Olha o Duda Mendonça de novo em cena. E pensávamos que ele tinha sido esperto…

    A defesa do marqueteiro argumentou que ele cometeu o crime de sonegação fiscal, não o de lavagem de dinheiro, e que pagou o que devia ao Fisco: R$ 4,8 milhões

    Frase da vez

    “Está bem. Deus é brasileiro. Mas pra defender o Brasil de tanta corrupção só colocando Deus no gol

    Millôr Fernandes,  jornalista, dramaturgo e humorista (1923-2012)

    Foto: Valter Campanato/Agência Brasil
    Foto: Valter Campanato/Agência Brasil

     

    Quando a Lava Jato pegou João Santana, o marqueteiro de Dilma, houve quem dissesse que Duda Mendonça, como se estivesse a prever o futuro, marcou um golaço ao pular fora das campanhas eleitorais no Brasil, após o escândalo do mensalão.

    Duda foi o marqueteiro da vitoriosa campanha de Lula em 2002, quando massificou o famoso Lulinha, paz e amor. Ele confessou, em 2005, na CPI dos Correios, ter recebido R$ 10,5 milhões pela campanha à eleição de Lula sob a rubrica de recursos “não contabilizados”, o caixa 2.

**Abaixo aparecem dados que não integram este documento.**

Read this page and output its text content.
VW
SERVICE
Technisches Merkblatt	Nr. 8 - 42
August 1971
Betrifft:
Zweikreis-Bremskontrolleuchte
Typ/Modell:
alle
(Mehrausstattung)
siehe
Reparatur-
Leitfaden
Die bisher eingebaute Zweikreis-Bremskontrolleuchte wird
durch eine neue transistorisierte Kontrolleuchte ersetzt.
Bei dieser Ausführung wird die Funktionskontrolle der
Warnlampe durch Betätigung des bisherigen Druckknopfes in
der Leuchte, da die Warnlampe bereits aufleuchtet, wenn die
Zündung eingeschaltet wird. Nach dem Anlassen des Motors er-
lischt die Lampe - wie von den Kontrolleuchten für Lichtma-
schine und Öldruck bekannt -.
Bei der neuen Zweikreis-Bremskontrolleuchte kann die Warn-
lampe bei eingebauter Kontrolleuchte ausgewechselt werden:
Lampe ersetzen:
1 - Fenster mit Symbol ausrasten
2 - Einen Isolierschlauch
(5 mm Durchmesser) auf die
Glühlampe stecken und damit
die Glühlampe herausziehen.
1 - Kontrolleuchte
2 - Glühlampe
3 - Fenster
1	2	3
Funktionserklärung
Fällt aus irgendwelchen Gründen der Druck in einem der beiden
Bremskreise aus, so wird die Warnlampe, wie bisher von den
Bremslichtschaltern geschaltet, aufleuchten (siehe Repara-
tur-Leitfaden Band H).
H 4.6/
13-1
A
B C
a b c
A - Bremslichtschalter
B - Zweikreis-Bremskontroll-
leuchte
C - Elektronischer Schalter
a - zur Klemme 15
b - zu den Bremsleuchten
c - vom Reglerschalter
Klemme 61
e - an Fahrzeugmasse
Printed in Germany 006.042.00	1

    A defesa de Duda argumentou que ele cometeu o crime de sonegação fiscal, não o de lavagem de dinheiro, e que pagou o que devia ao Fisco: R$ 4,8 milhões. E também que não tinha conhecimento da origem ilícita dos valores recebidos do PT e nunca tentou ocultá-los. Acabou absolvido no STF. Os ministros entenderam que não ficou demonstrado que ele tinha conhecimento da origem ilícita do dinheiro.

    Ressalte-se: nunca antes em tempo algum e em lugar algum alguém contratado para um serviço procurou saber o DNA do dinheiro recebido, mas Duda decidiu abandonar as campanhas eleitorais. Pensou que isso daria problema sério, um dia, e acertou.

    A Bahia sempre foi um celeiro de marqueteiros, escola puxada pelo próprio Duda. Ele saiu, nada mudou. Subiu ao topo um pupilo dele, João Santana, o Patinhas, agora preso acusado  de ocultar US$ 7,5 milhões em conta secreta no exterior. A PF investiga se ele foi pago por serviços prestados ao PT com dinheiro proveniente de propina da Petrobrás, via Construtora Odebrecht.

    E eis que, no meio desse fogo cruzado, Duda volta à cena. Fez delação premiada na PF, ainda sob análise do ministro Edson Fachin. Óbvio que a Lava Jato pouco ou nada vai trazer de novo. Apenas comprovar que o modelo político sempre foi esse, financiado com dinheiro que corria por baixo do pano. Mas o fato dele se sair do jogo no mensalão, apenas atenuou a participação.

    Com Duda, o foco é Lula, José Dirceu e Cia. Com o detalhe de que a Lava Jato deve pisar fundo também com os candidatos derrotados, antes e agora. Afinal, é tudo farinha do mesmo saco. E do jeito que a coisa está colocada, fica parecendo que a intenção é pegar o PT.